Ein besonderer "Verehrer" war Propagandaminister Joseph Goebbels, der in einer Tagebuchnotiz vom 6. Juni 1936 Rachmanowas Roman "Die Fabrik des neuen Menschen" (1935) als mustergültige "Darstellung der Hölle Sowjetrusslands" qualifizierte.[5] Dieser Roman wurde im März 1936 von der mit der faschistoiden Action Francaise eng verbundenen Academie d'education et d'entre-aide sociales als bester antibolschewistischer Roman des Jahres mit 50.000 Francs prämiert.[6]

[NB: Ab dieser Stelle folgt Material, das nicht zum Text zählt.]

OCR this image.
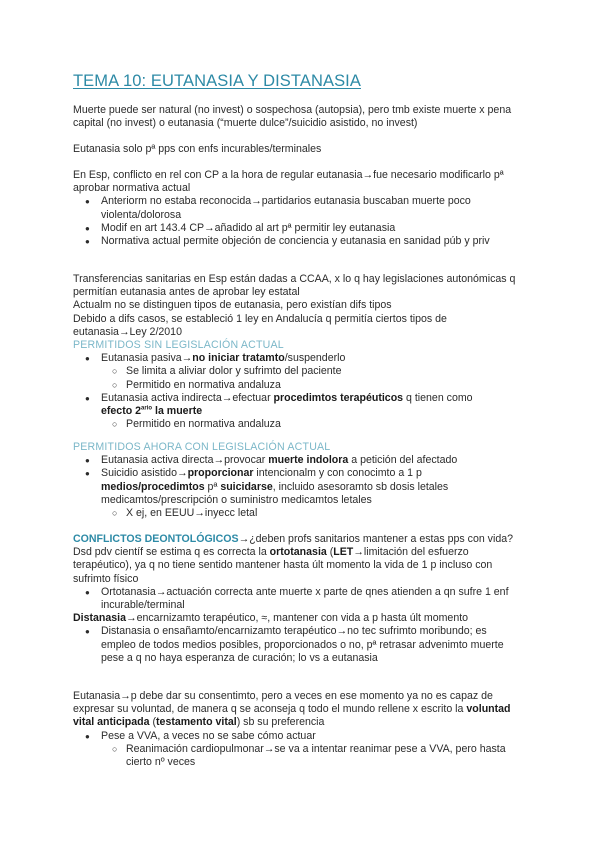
TEMA 10: EUTANASIA Y DISTANASIA

Muerte puede ser natural (no invest) o sospechosa (autopsia), pero tmb existe muerte x pena capital (no invest) o eutanasia (“muerte dulce”/suicidio asistido, no invest)

Eutanasia solo pª pps con enfs incurables/terminales

En Esp, conflicto en rel con CP a la hora de regular eutanasia→fue necesario modificarlo pª aprobar normativa actual

● Anteriorm no estaba reconocida→partidarios eutanasia buscaban muerte poco violenta/dolorosa
● Modif en art 143.4 CP→añadido al art pª permitir ley eutanasia
● Normativa actual permite objeción de conciencia y eutanasia en sanidad púb y priv

Transferencias sanitarias en Esp están dadas a CCAA, x lo q hay legislaciones autonómicas q permitían eutanasia antes de aprobar ley estatal

Actualm no se distinguen tipos de eutanasia, pero existían difs tipos

Debido a difs casos, se estableció 1 ley en Andalucía q permitía ciertos tipos de eutanasia→Ley 2/2010

PERMITIDOS SIN LEGISLACIÓN ACTUAL

● Eutanasia pasiva→no iniciar tratamto/suspenderlo
○ Se limita a aliviar dolor y sufrimto del paciente
○ Permitido en normativa andaluza
● Eutanasia activa indirecta→efectuar procedimtos terapéuticos q tienen como
efecto $2^{ario}$ la muerte
○ Permitido en normativa andaluza

PERMITIDOS AHORA CON LEGISLACIÓN ACTUAL

● Eutanasia activa directa→provocar muerte indolora a petición del afectado
● Suicidio asistido→proporcionar intencionalm y con conocimto a 1 p
medios/procedimtos pª suicidarse, incluido asesoramto sb dosis letales medicamtos/prescripción o suministro medicamtos letales
○ X ej, en EEUU→inyecc letal

CONFLICTOS DEONTOLÓGICOS→¿deben profs sanitarios mantener a estas pps con vida?

Dsd pdv científ se estima q es correcta la ortotanasia (LET→limitación del esfuerzo terapéutico), ya q no tiene sentido mantener hasta últ momento la vida de 1 p incluso con sufrimto físico

● Ortotanasia→actuación correcta ante muerte x parte de qnes atienden a qn sufre 1 enf incurable/terminal

Distanasia→encarnizamto terapéutico, ≈, mantener con vida a p hasta últ momento

● Distanasia o ensañamto/encarnizamto terapéutico→no tec sufrimto moribundo; es empleo de todos medios posibles, proporcionados o no, pª retrasar advenimto muerte pese a q no haya esperanza de curación; lo vs a eutanasia

Eutanasia→p debe dar su consentimto, pero a veces en ese momento ya no es capaz de expresar su voluntad, de manera q se aconseja q todo el mundo rellene x escrito la voluntad vital anticipada (testamento vital) sb su preferencia

● Pese a VVA, a veces no se sabe cómo actuar
○ Reanimación cardiopulmonar→se va a intentar reanimar pese a VVA, pero hasta cierto nº veces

Dies alles ist für Stahr nicht weiter hinterfragenswert. Stattdessen bietet sie dem Leser einige irreführende Spuren und konnotative Täuschungsmanöver zur "Antifaschistin" Rachmanowa an: Beiläufiges wird aus Thomas Bernhards "Die Ursache" zitiert, doch seine durch den Kontext sich aufdrängende Analyse des (Salzburger) "katholischen Nationalsozialismus" bleibt ausgeblendet.[7] Stefan Zweigs "berühmter Brief an Romain Rolland vom 2. Mai 1938" wird erwähnt, nicht aber sein Inhalt. "Salzburg, die Stadt, die am stärksten nazistisch war ... die Stadt, die gestern als erste in Österreich unsere Bücher verbrannt hat"; wäre er nicht weggegangen, wäre er "heute in einem Konzentrationslager oder schon ermordet."
An anderer Stelle suggeriert Stahr, die Rachmanowa sei auf einer Liste "unerwünschten Schrifttums" gemeinsam mit Autorinnen wie Marieluise Fleißer, Mascha Kaleko oder Erika Mann gestanden.[8] Besonders dreist ist Stahrs explizite Gleichsetzung der Rachmanowa mit der Sozialistin Lili Körber: "Eine ähnliche Absicht verfolgte auch die in Moskau geborene Wienerin Lili Körber, die mit ihrem Roman Eine Frau erlebt den roten Alltag. Ein Tagebuchroman aus den Putilowwerken (1932) ebenfalls Aufklärung leisten wollte ... Lili Körber erlebte ein ähnliches Schicksal wie Alja Rachmanowa: In Russland mit ihrer Familie 1915 zur Ausreise gezwungen, erlangte sie in Österreich für kurze Zeit Berühmtheit, wurde ebenso wie Alja Rachmanowa von den Nationalsozialisten verfolgt und vertrieben, wodurch ihre schriftstellerische Karriere abrupt endete."[9] Nun, Körbers (skeptische) Leningrad–Reportage war nicht feindselig gegenüber der Sowjetunion und ihren Mühen "um den richtigen Gang des Lebens"; nach 1934 schrieb sie einen (rasch verbotenen) Roman "Eine Jüdin erlebt das neue Deutschland" und eine Hitler-Satire, im März 1938 ging sie ins Exil, ihr Text "Eine Österreicherin erlebt den Anschluß" erschien schon bald in einer Schweizer Zeitung als Fortsetzungsroman. Was also tat Rachmanowa "ebenfalls, ebenso"?[10]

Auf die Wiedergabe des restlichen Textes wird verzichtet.